Windows 10 adoption keeps improving every month

Sep 1, 2020 16:56 GMT  ·  By

Windows 10 is more than five years old, and while its adoption improved slowly at first, things have changed completely these days.

We’ve known for a while that Windows 10 was the number one desktop operating system, but the latest statistics show that its growth keeps improving every single month, and there’s little the other platforms can do to stop this impressive market performance.

Not even Linux, the platform that recorded an important growth in the first half of the year, can slow down the adoption of Windows 10.

More specifically, Windows as a whole is now powering 86.98 percent of the entire PC market, while Linux currently runs on 2.69 percent of the devices out there. For Windows, this is actually a small decline from 87.03 percent in July, but for Linux, the drop has been massive, its previous market share was 3.57 percent.

And yes, you’ve guessed it right. macOS is the big winner of the whole thing, as it improved from 8.95 percent to 9.55 percent in just one month.

But this doesn’t mean anything for Windows 10. Microsoft’s latest operating system increased its share from 59.37 percent in July to 60.57 percent in August, so this is the first month when Windows 10 breaks the 60 percent milestone. This is an important achievement for the 2015 OS version, as it means that more than 6 in 10 PCs out there are now running Windows 10.

As for the reasons Windows 10 is growing at such a fast pace, there’s no doubt that the demise of Windows 7 contributed to its accelerated adoption in 2020.

Microsoft stopped releasing security updates for Windows 7 in January this year, with the company insisting for everyone to move to Windows 10. And while at first the transition progressed slowly, the migration is now gaining traction, especially in the enterprise world, so this is just the beginning of another spike in Windows 10 adoption. What this means is that Windows 10 is likely to grow even more in the coming months as more computers are upgraded from Windows 7.

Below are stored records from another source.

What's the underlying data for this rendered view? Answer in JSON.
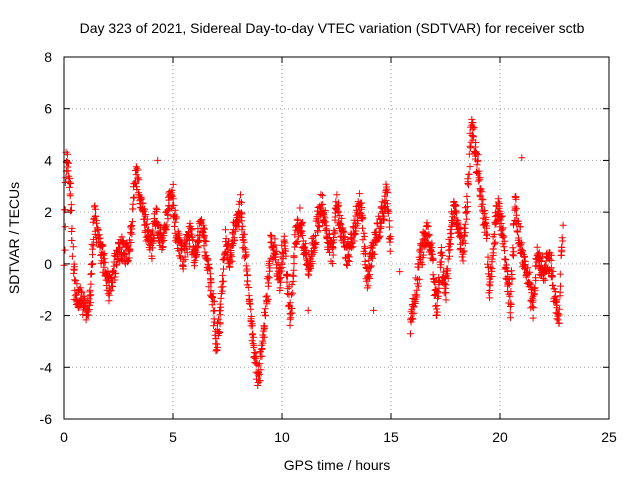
{
  "chart_data": {
    "type": "scatter",
    "title": "Day 323 of 2021, Sidereal Day-to-day VTEC variation (SDTVAR) for receiver sctb",
    "xlabel": "GPS time / hours",
    "ylabel": "SDTVAR / TECUs",
    "xlim": [
      0,
      25
    ],
    "ylim": [
      -6,
      8
    ],
    "xticks": [
      0,
      5,
      10,
      15,
      20,
      25
    ],
    "yticks": [
      -6,
      -4,
      -2,
      0,
      2,
      4,
      6,
      8
    ],
    "grid": true,
    "marker": "plus",
    "color": "#ff0000",
    "trend": [
      [
        0.0,
        -0.2
      ],
      [
        0.1,
        3.8
      ],
      [
        0.15,
        4.2
      ],
      [
        0.2,
        3.5
      ],
      [
        0.3,
        2.9
      ],
      [
        0.4,
        0.5
      ],
      [
        0.5,
        -1.0
      ],
      [
        0.7,
        -1.3
      ],
      [
        1.0,
        -1.7
      ],
      [
        1.2,
        -1.4
      ],
      [
        1.4,
        1.8
      ],
      [
        1.6,
        0.8
      ],
      [
        1.8,
        0.2
      ],
      [
        2.1,
        -1.0
      ],
      [
        2.3,
        -0.2
      ],
      [
        2.6,
        0.6
      ],
      [
        2.9,
        0.3
      ],
      [
        3.1,
        1.2
      ],
      [
        3.25,
        3.6
      ],
      [
        3.4,
        3.2
      ],
      [
        3.6,
        2.1
      ],
      [
        3.8,
        1.4
      ],
      [
        4.0,
        0.6
      ],
      [
        4.2,
        1.8
      ],
      [
        4.5,
        0.7
      ],
      [
        4.8,
        2.4
      ],
      [
        5.0,
        2.7
      ],
      [
        5.2,
        0.8
      ],
      [
        5.5,
        0.3
      ],
      [
        5.8,
        1.2
      ],
      [
        6.0,
        0.2
      ],
      [
        6.3,
        1.6
      ],
      [
        6.5,
        0.5
      ],
      [
        6.8,
        -1.2
      ],
      [
        7.0,
        -3.3
      ],
      [
        7.2,
        -1.5
      ],
      [
        7.4,
        0.8
      ],
      [
        7.6,
        0.2
      ],
      [
        7.9,
        1.6
      ],
      [
        8.1,
        2.3
      ],
      [
        8.3,
        0.3
      ],
      [
        8.5,
        -1.5
      ],
      [
        8.7,
        -3.0
      ],
      [
        8.9,
        -4.6
      ],
      [
        9.1,
        -3.2
      ],
      [
        9.3,
        -1.5
      ],
      [
        9.5,
        0.8
      ],
      [
        9.7,
        0.4
      ],
      [
        9.9,
        -0.8
      ],
      [
        10.1,
        1.0
      ],
      [
        10.4,
        -2.3
      ],
      [
        10.6,
        0.8
      ],
      [
        10.8,
        1.9
      ],
      [
        11.0,
        0.8
      ],
      [
        11.2,
        -0.3
      ],
      [
        11.5,
        1.0
      ],
      [
        11.8,
        2.3
      ],
      [
        12.0,
        1.4
      ],
      [
        12.3,
        0.4
      ],
      [
        12.5,
        2.5
      ],
      [
        12.7,
        1.3
      ],
      [
        13.0,
        0.3
      ],
      [
        13.3,
        1.2
      ],
      [
        13.6,
        2.5
      ],
      [
        13.9,
        -0.6
      ],
      [
        14.2,
        0.8
      ],
      [
        14.5,
        1.6
      ],
      [
        14.8,
        2.8
      ],
      [
        15.0,
        0.5
      ],
      [
        15.9,
        -2.4
      ],
      [
        16.1,
        -1.4
      ],
      [
        16.3,
        0.0
      ],
      [
        16.5,
        0.9
      ],
      [
        16.7,
        1.3
      ],
      [
        16.9,
        0.2
      ],
      [
        17.1,
        -1.8
      ],
      [
        17.3,
        0.3
      ],
      [
        17.5,
        -1.2
      ],
      [
        17.7,
        1.0
      ],
      [
        17.9,
        2.1
      ],
      [
        18.1,
        1.5
      ],
      [
        18.3,
        0.3
      ],
      [
        18.5,
        2.5
      ],
      [
        18.6,
        3.8
      ],
      [
        18.7,
        5.6
      ],
      [
        18.8,
        4.9
      ],
      [
        19.0,
        3.6
      ],
      [
        19.2,
        2.1
      ],
      [
        19.4,
        1.2
      ],
      [
        19.5,
        -1.0
      ],
      [
        19.7,
        0.6
      ],
      [
        19.9,
        2.3
      ],
      [
        20.1,
        1.3
      ],
      [
        20.3,
        -0.4
      ],
      [
        20.5,
        -1.6
      ],
      [
        20.7,
        2.5
      ],
      [
        20.9,
        1.0
      ],
      [
        21.1,
        0.2
      ],
      [
        21.3,
        -0.6
      ],
      [
        21.5,
        -1.7
      ],
      [
        21.7,
        0.3
      ],
      [
        21.9,
        -0.1
      ],
      [
        22.1,
        -0.2
      ],
      [
        22.3,
        0.1
      ],
      [
        22.5,
        -1.3
      ],
      [
        22.7,
        -2.3
      ],
      [
        22.8,
        0.5
      ],
      [
        22.9,
        1.4
      ]
    ],
    "isolated_points": [
      [
        4.3,
        4.0
      ],
      [
        15.4,
        -0.3
      ],
      [
        21.0,
        4.1
      ],
      [
        11.2,
        -1.8
      ],
      [
        14.2,
        -1.8
      ]
    ]
  }
}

The 2009 OS version dropped in just one month from 23.35 percent to 22.31 percent, according to NetMarketShare, so it lost more than 1 percent market share in only 30 days. The decline is massive for Windows 7, but on the other hand, this translates to faster adoption for Windows 10, and Microsoft has every reason to be happy about how things are going here.

In the meantime, Microsoft is also working around the clock on providing users with new feature updates for Windows 10, and the company clearly takes its time to make sure everything is running just the way they are supposed to run.

The May 2020 Update, or version 2004, was officially announced in May this year, and the rollout started later the same month with a staged approach. This means that devices were getting the new feature update in waves, and while general availability was expected during the summer, we’re still not there.

However, I expect GA to be reached rather sooner than later, as Microsoft is supposed to finalize another Windows 10 feature update as soon as this month. Called Windows 10 version 20H2, this new feature update is scheduled to be completed in September, while the rollout to production devices should kick off in October or November.

Needless to say, the rollout will happen in stages as well, so once again the devices out there will be updated with Windows 10 version 20H2 gradually.